In this Insight we outline some of those practical steps, including ones specifically geared towards managing or avoiding potential disputes during the development stages of a project.
- The transition to renewable energy is creating new challenges for Australia's transmission network.
- While the industry works hard to meet those challenges, there is ongoing uncertainty for renewable generators seeking to connect, register and generate.
- Project sponsors and their financiers can manage and mitigate the impact of this uncertainty by early engagement, appropriate risk allocation and a proportionate response to any resultant disputes.
The renewables revolution is well and truly underway in Australia. Having already achieved our goal of 33,000 gigawatt hours of renewable energy almost a year ahead of its scheduled target date,1 the trend looks set to continue and accelerate.
The transmission network was not originally designed to accommodate this growing influx of intermittent power from renewable sources, but it is adapting and will continue to do so for the new generation mix. In the meantime, the resultant focus on system strength by the market operator has, in some cases, had a negative impact for renewables projects.
Increasingly, this impact is being seen in disputes between the parties involved – notably generators and contractors – which can have an impact on off-take and finance arrangements. In December 2020, the Clean Energy Council identified concerns related to the grid connection process and technical requirements as the number-one business challenge facing the renewable energy sector.2
Fortunately, there are a number of steps that industry participants can take to help mitigate and manage the challenge.
When preparing project documents, the impact of these issues can be considered at an early stage to account for:
- flexibility in the registration and commissioning process;
- the risk of possible output constraints or delay to commercial operations; and
- general uncertainty arising from network conditions.
The primary question when drafting key project documents (including EPC and operations & maintenance contracts) is: who should bear (or share) the risk? In this regard, particular attention should be paid to provisions concerning:
- regulatory impact;
- network constraints;
- registration and commissioning deliverables;
- extensions of time;
- revenue adjustment clauses; and
- limitations on liability.
Attention should also be paid to relevant definitions, including 'change in law', 'variation', 'good industry practice', 'force majeure' and 'dispatch instructions', as well as the dispute resolution process. These clauses should take into account the different ways in which governmental or regulatory conduct might affect the profitability of a project, including formal and informal policies and practices adopted by regulators. The COVID-19 pandemic has also highlighted other means by which events beyond the parties' control can lead to project impacts, increased expenses and consequent loss of revenue.

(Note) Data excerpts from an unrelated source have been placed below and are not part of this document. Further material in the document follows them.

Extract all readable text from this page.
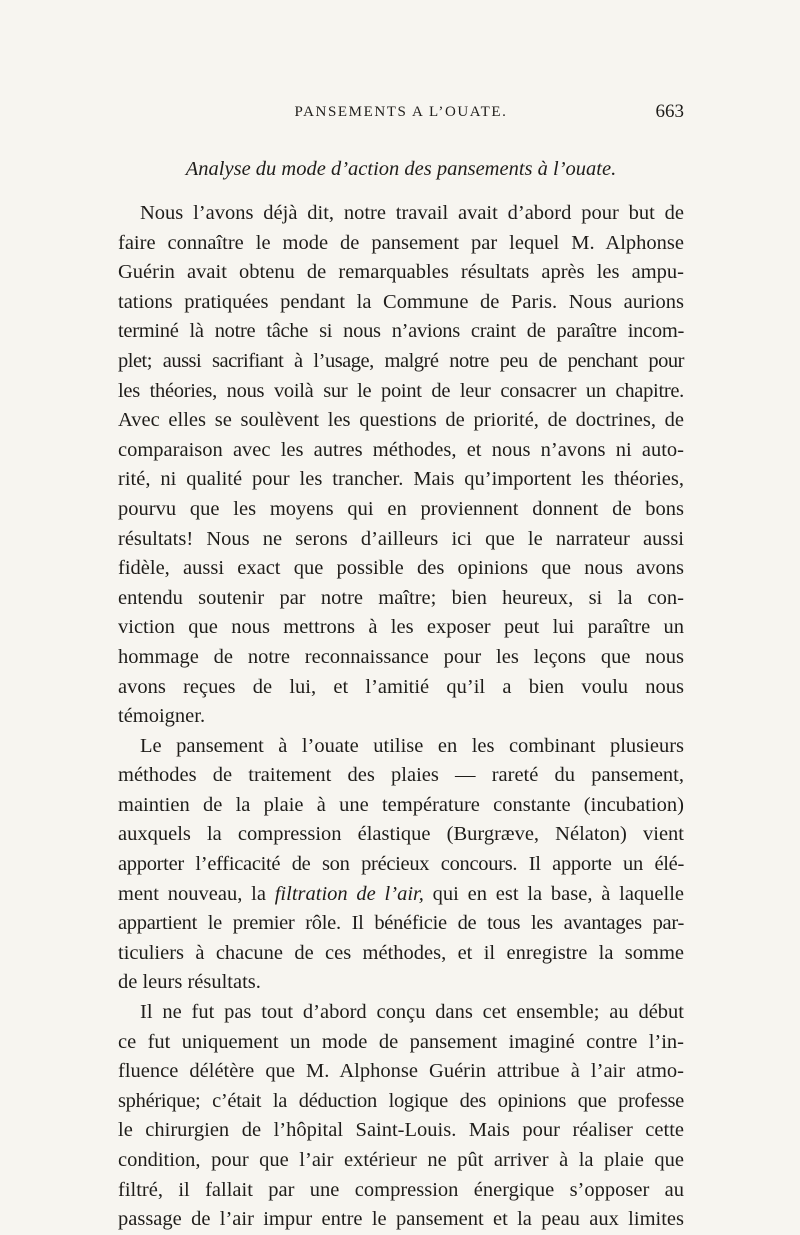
PANSEMENTS A L’OUATE.	663
Analyse du mode d’action des pansements à l’ouate.
Nous l’avons déjà dit, notre travail avait d’abord pour but de
faire connaître le mode de pansement par lequel M. Alphonse
Guérin avait obtenu de remarquables résultats après les ampu-
tations pratiquées pendant la Commune de Paris. Nous aurions
terminé là notre tâche si nous n’avions craint de paraître incom-
plet; aussi sacrifiant à l’usage, malgré notre peu de penchant pour
les théories, nous voilà sur le point de leur consacrer un chapitre.
Avec elles se soulèvent les questions de priorité, de doctrines, de
comparaison avec les autres méthodes, et nous n’avons ni auto-
rité, ni qualité pour les trancher. Mais qu’importent les théories,
pourvu que les moyens qui en proviennent donnent de bons
résultats! Nous ne serons d’ailleurs ici que le narrateur aussi
fidèle, aussi exact que possible des opinions que nous avons
entendu soutenir par notre maître; bien heureux, si la con-
viction que nous mettrons à les exposer peut lui paraître un
hommage de notre reconnaissance pour les leçons que nous
avons reçues de lui, et l’amitié qu’il a bien voulu nous
témoigner.
Le pansement à l’ouate utilise en les combinant plusieurs
méthodes de traitement des plaies — rareté du pansement,
maintien de la plaie à une température constante (incubation)
auxquels la compression élastique (Burgræve, Nélaton) vient
apporter l’efficacité de son précieux concours. Il apporte un élé-
ment nouveau, la filtration de l’air, qui en est la base, à laquelle
appartient le premier rôle. Il bénéficie de tous les avantages par-
ticuliers à chacune de ces méthodes, et il enregistre la somme
de leurs résultats.
Il ne fut pas tout d’abord conçu dans cet ensemble; au début
ce fut uniquement un mode de pansement imaginé contre l’in-
fluence délétère que M. Alphonse Guérin attribue à l’air atmo-
sphérique; c’était la déduction logique des opinions que professe
le chirurgien de l’hôpital Saint-Louis. Mais pour réaliser cette
condition, pour que l’air extérieur ne pût arriver à la plaie que
filtré, il fallait par une compression énergique s’opposer au
passage de l’air impur entre le pansement et la peau aux limites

Frequent engagement with regulators, the market operator and the network service provider throughout the life of the project can assist to:
- keep all parties appraised of any change in circumstances at the earliest possible opportunity;
- accommodate those changes; and
- inform an approach to managing stakeholder interests and third party risks.

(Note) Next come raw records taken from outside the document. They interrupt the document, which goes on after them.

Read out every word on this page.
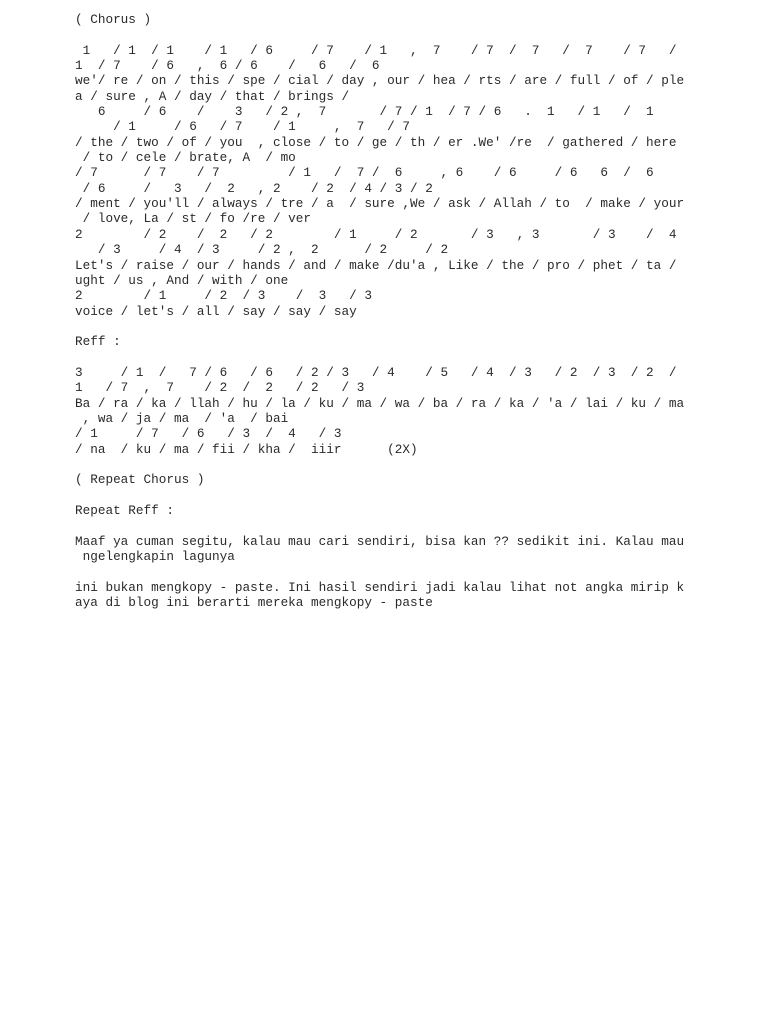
( Chorus )
1   / 1  / 1    / 1   / 6     / 7    / 1   ,  7    / 7  /  7   /  7    / 7   /
1  / 7    / 6   ,  6 / 6    /   6   /  6
we'/ re / on / this / spe / cial / day , our / hea / rts / are / full / of / ple
a / sure , A / day / that / brings /
6     / 6    /    3   / 2 ,  7       / 7 / 1  / 7 / 6   .  1   / 1   /  1
/ 1     / 6   / 7    / 1     ,  7   / 7
/ the / two / of / you  , close / to / ge / th / er .We' /re  / gathered / here
/ to / cele / brate, A  / mo
/ 7      / 7    / 7         / 1   /  7 /  6     , 6    / 6     / 6   6  /  6
/ 6     /   3   /  2   , 2    / 2  / 4 / 3 / 2
/ ment / you'll / always / tre / a  / sure ,We / ask / Allah / to  / make / your
/ love, La / st / fo /re / ver
2        / 2    /  2   / 2        / 1     / 2       / 3   , 3       / 3    /  4
/ 3     / 4  / 3     / 2 ,  2      / 2     / 2
Let's / raise / our / hands / and / make /du'a , Like / the / pro / phet / ta /
ught / us , And / with / one
2        / 1     / 2  / 3    /  3   / 3
voice / let's / all / say / say / say
Reff :
3     / 1  /   7 / 6   / 6   / 2 / 3   / 4    / 5   / 4  / 3   / 2  / 3  / 2  /
1   / 7  ,  7    / 2  /  2   / 2   / 3
Ba / ra / ka / llah / hu / la / ku / ma / wa / ba / ra / ka / 'a / lai / ku / ma
, wa / ja / ma  / 'a  / bai
/ 1     / 7   / 6   / 3  /  4   / 3
/ na  / ku / ma / fii / kha /  iiir      (2X)
( Repeat Chorus )
Repeat Reff :
Maaf ya cuman segitu, kalau mau cari sendiri, bisa kan ?? sedikit ini. Kalau mau
ngelengkapin lagunya
ini bukan mengkopy - paste. Ini hasil sendiri jadi kalau lihat not angka mirip k
aya di blog ini berarti mereka mengkopy - paste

Furthermore, as we see enforcement actions increasingly being pursued by energy regulators with a renewed focus on system security, maintaining a level of engagement can reduce the risk of becoming the target of unexpected regulatory action.
Third party engagement
If network issues impact a project, early engagement between principals, contractors, off-takers and lenders can help avoid escalating cost, confrontation and possible delay.
Where practical solutions are not feasible and relationships begin to sour, proactive steps can be taken to manage disputes early, efficiently and to the satisfaction of stakeholders.
In particular, it can help to promptly:
- identify contractual notice and dispute resolution requirements, including those relating to timing;
- capture knowledge of the factual and technical challenges that have arisen on site, and how all parties to the dispute have responded to those challenges; and
- consider settlement options, any commercial drivers for counterparties and any hurdles to reaching a satisfactory resolution at an appropriate time.
Despite the challenges being faced across many renewables projects, proactive steps can be taken to place a project in the best possible position, no matter if, how or when these challenges arise.